Hank est mis à la porte de son hôtel à cause d’un problème de paiement. Karen accepte de le laisser rester chez eux le week-end avant son passage devant le tribunal et Becca profite de l’occasion pour lui demander de lui apprendre à conduire. Marcy invite Charlie à diner, car elle quelque chose à lui annoncer.

Le procès va bientôt commencer et Hank se retrouve à la rue. Karen accepte donc de le laisser vivre chez eux en attendant le grand jour. L’occasion est alors saisie de nous montrer que la famille peut encore être heureuse, même si, comme tout le monde le sait, ce n’est qu’une illusion éphémère. En fait, il y a une impression de déjà vu et, quand on voit Karen, Becca, et Hank en train de rire ensemble, on peut presque déjà apercevoir les larmes revenir.
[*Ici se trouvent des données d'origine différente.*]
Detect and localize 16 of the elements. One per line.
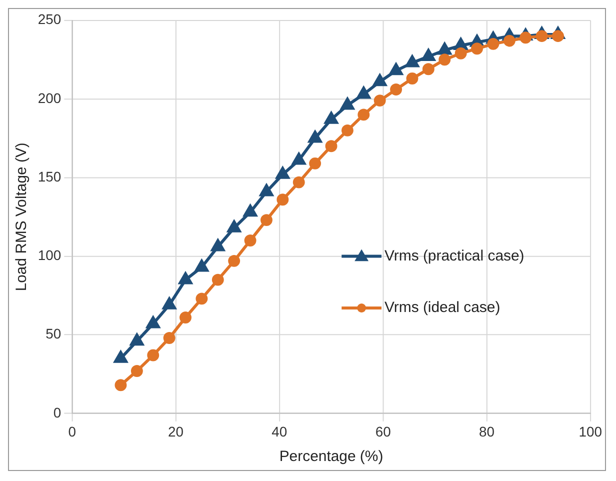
y-tick-label: 250 <box>38 11 62 28</box>
x-axis-title: Percentage (%) <box>279 448 384 466</box>
y-tick-label: 150 <box>38 168 62 184</box>
y-tick-label: 0 <box>53 404 62 420</box>
y-tick-label: 100 <box>38 247 62 264</box>
x-tick-label: 20 <box>168 424 184 440</box>
legend-label: Vrms (ideal case) <box>384 299 500 316</box>
y-tick-label: 200 <box>38 90 62 106</box>
y-tick-label: 50 <box>46 326 62 342</box>
x-tick-label: 60 <box>375 424 392 440</box>
legend-label: Vrms (practical case) <box>384 247 524 264</box>
x-tick-label: 100 <box>578 424 602 440</box>
x-tick-label: 0 <box>68 424 76 440</box>
x-tick-label: 40 <box>272 424 288 440</box>
x-tick-label: 80 <box>478 424 495 440</box>
y-axis-title: Load RMS Voltage (V) <box>13 142 30 292</box>
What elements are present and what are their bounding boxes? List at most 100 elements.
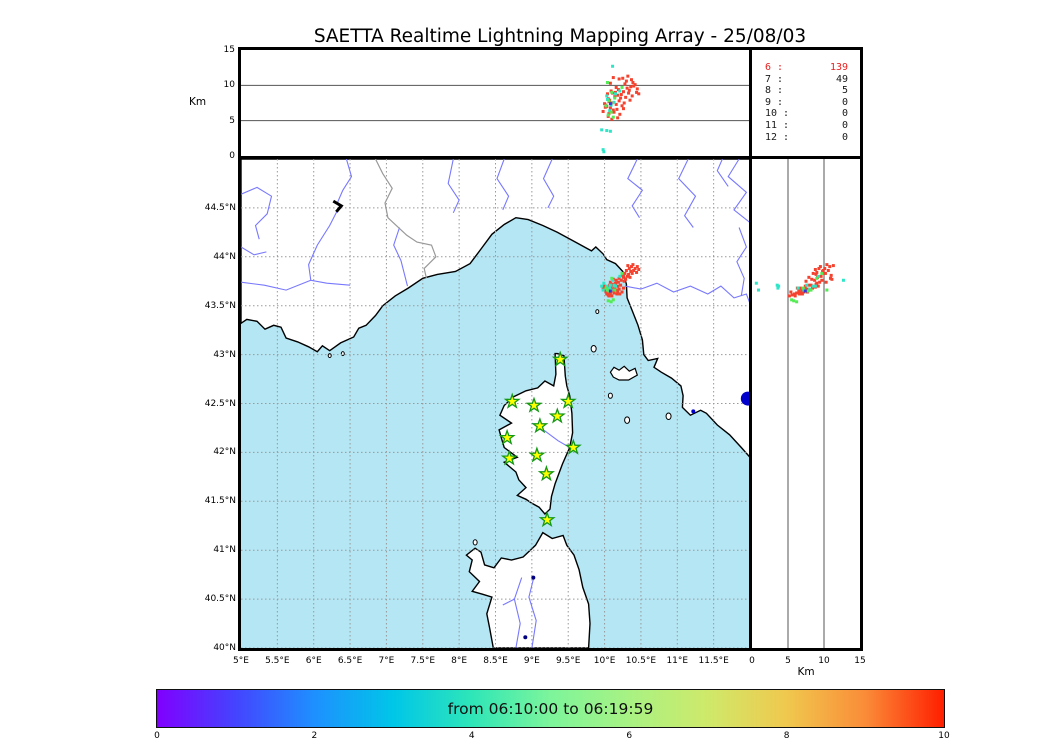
lightning-source (627, 272, 631, 276)
lightning-source (607, 294, 611, 298)
lightning-source (601, 288, 605, 292)
longitude-tick-label: 9.5°E (555, 656, 581, 666)
lightning-source (617, 276, 621, 280)
alt-tick-label: 5 (785, 656, 791, 666)
lightning-source (824, 280, 828, 284)
lightning-source (603, 288, 607, 292)
lightning-source (805, 283, 809, 287)
river (393, 227, 409, 287)
colorbar-tick-label: 4 (468, 731, 475, 741)
lightning-source (616, 284, 620, 288)
hourly-counts-panel: 6 : 139 7 : 49 8 : 5 9 : 0 10 : 0 11 : 0 12 : 0 (749, 47, 863, 159)
lightning-source (815, 270, 819, 274)
alt-axis-km-label: Km (797, 666, 815, 678)
alt-axis-km-label: Km (189, 96, 207, 108)
elba-island (609, 365, 639, 381)
colorbar-tick-label: 6 (626, 731, 633, 741)
count-value: 139 (829, 62, 848, 73)
colorbar-time-window-label: from 06:10:00 to 06:19:59 (447, 699, 654, 718)
alt-tick-label: 15 (223, 45, 235, 55)
hour-count-row: 10 : 0 (765, 108, 848, 120)
small-island (624, 416, 631, 424)
lightning-source (624, 277, 628, 281)
lightning-source (828, 265, 832, 269)
colorbar: from 06:10:00 to 06:19:59 (156, 689, 945, 728)
lightning-source (619, 93, 623, 97)
lightning-source (611, 64, 615, 68)
longitude-tick-label: 10°E (593, 656, 616, 666)
lightning-source (635, 87, 639, 91)
lightning-source (621, 275, 625, 279)
lightning-source (611, 115, 615, 119)
lightning-source (793, 294, 797, 298)
lightning-source (610, 117, 614, 121)
lightning-source (821, 268, 825, 272)
longitude-tick-label: 8°E (451, 656, 468, 666)
lightning-source (811, 284, 815, 288)
lightning-source (804, 279, 808, 283)
lightning-source (831, 264, 835, 268)
lightning-source (613, 96, 617, 100)
lightning-source (622, 279, 626, 283)
lightning-source (627, 88, 631, 92)
lightning-source (605, 284, 609, 288)
longitude-tick-label: 5°E (233, 656, 249, 666)
latitude-tick-label: 41.5°N (204, 496, 236, 507)
lightning-source (610, 294, 614, 298)
lightning-source (625, 274, 629, 278)
latitude-tick-label: 42.5°N (204, 398, 236, 409)
lma-station-star (559, 392, 577, 409)
count-value: 0 (841, 119, 848, 131)
lightning-source (608, 102, 612, 106)
lightning-source (608, 81, 612, 85)
lightning-source (614, 85, 618, 89)
lightning-source (823, 271, 827, 275)
lightning-source (625, 86, 629, 90)
hour-count-row: 6 : 139 (765, 62, 848, 74)
latitude-tick-label: 43°N (213, 349, 236, 360)
lma-station-star (538, 510, 556, 528)
lightning-source (790, 293, 794, 297)
lightning-source (618, 89, 622, 93)
lightning-source (629, 269, 633, 273)
lightning-source (621, 76, 625, 80)
lightning-source (813, 284, 817, 288)
lightning-source (807, 275, 811, 279)
count-value: 0 (841, 108, 848, 120)
river (542, 159, 555, 209)
lightning-source (623, 271, 627, 275)
lightning-source (610, 90, 614, 94)
count-value: 5 (841, 85, 848, 97)
lightning-source (615, 292, 619, 296)
lightning-source (604, 104, 608, 108)
lightning-source (629, 78, 633, 82)
lightning-source (789, 290, 793, 294)
lightning-source (622, 101, 626, 105)
map-panel (238, 156, 753, 651)
lightning-source (608, 129, 612, 133)
lightning-source (617, 77, 621, 81)
mainland-coastline (241, 159, 750, 459)
river (241, 246, 267, 256)
longitude-tick-label: 11.5°E (698, 656, 729, 666)
lake-serre-poncon (332, 199, 344, 213)
lightning-source (603, 284, 607, 288)
lightning-source (601, 286, 605, 290)
longitude-tick-label: 7°E (378, 656, 395, 666)
latitude-tick-label: 44°N (213, 251, 236, 262)
river (716, 159, 729, 187)
lma-station-star (503, 392, 521, 409)
lightning-source (601, 148, 605, 152)
latitude-tick-label: 41°N (213, 545, 236, 556)
lightning-source (615, 107, 619, 111)
lightning-source (616, 116, 620, 120)
longitude-tick-label: 9°E (523, 656, 540, 666)
lma-station-star (525, 396, 543, 413)
lightning-source (617, 287, 621, 291)
lightning-source (618, 292, 622, 296)
lightning-source (608, 106, 612, 110)
latitude-tick-label: 43.5°N (204, 300, 236, 311)
small-island (607, 392, 613, 399)
lma-station-star (548, 407, 566, 424)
Cela dit, l’épisode ne va pas prendre un virage trop violent, gardant clairement les plus grosses munitions pour le procès. Le drame va quand même avoir lieu, mais il s’agira plus d’un léger accident qui ne fera qu’illustrer une fois de plus que Hank n’est pas un père responsable. Rien de neuf, malheureusement pour tout le monde. Au moins, le merveilleux Ben se révèle le temps d’une seconde sous un jour passablement moins glorieux.

À côté de ça, Charlie vit une relation tordue de plus. Ce coup-ci, c’est avec Peggy, celle qui est en charge de la vente de la maison. On aurait pu croire que la 22ème (si je ne me trompe pas) allait laisser sa place à la suivante pour continuer la route vers la 100ème, mais il semble qu’elle soit là pour rester un peu et maintenir le niveau de folie ambiante minimum de la série. Il faut dire que Charlie et Marcy vont aborder des thèmes plus sérieux avec l’annonce de la grossesse. La storyline se poursuit en se révélant encore très prévisible, en grosse partie à cause de son découpage grossier.
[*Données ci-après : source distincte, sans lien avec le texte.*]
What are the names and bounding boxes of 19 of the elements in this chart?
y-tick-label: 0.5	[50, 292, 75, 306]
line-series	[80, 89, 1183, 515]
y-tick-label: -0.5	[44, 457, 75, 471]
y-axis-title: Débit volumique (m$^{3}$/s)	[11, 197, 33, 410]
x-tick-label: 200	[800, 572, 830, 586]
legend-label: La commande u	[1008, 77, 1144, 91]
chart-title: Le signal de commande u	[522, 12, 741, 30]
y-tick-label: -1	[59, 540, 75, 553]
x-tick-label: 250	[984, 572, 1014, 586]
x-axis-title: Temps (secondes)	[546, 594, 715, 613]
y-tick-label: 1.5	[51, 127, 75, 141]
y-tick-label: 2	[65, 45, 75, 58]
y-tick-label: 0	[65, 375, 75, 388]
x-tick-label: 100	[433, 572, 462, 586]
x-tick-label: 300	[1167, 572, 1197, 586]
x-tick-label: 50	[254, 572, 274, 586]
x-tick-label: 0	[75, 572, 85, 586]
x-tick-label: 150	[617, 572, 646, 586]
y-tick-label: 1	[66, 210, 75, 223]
Au final, Another Perfect Day va tout de même se montrer plus consistant que les précédents épisodes, même s’il se contente en grande partie de rejouer la carte du bonheur temporaire avant la tempête chez les Moody. On connait le refrain, mais cette joie qui finit systématiquement par être teintée par la déception et les regrets est tellement symbolique de ce qu’est la vie de Hank qu’il y a toujours moyen de l’utiliser au bon moment, et le timing ne pourrait pas être meilleur.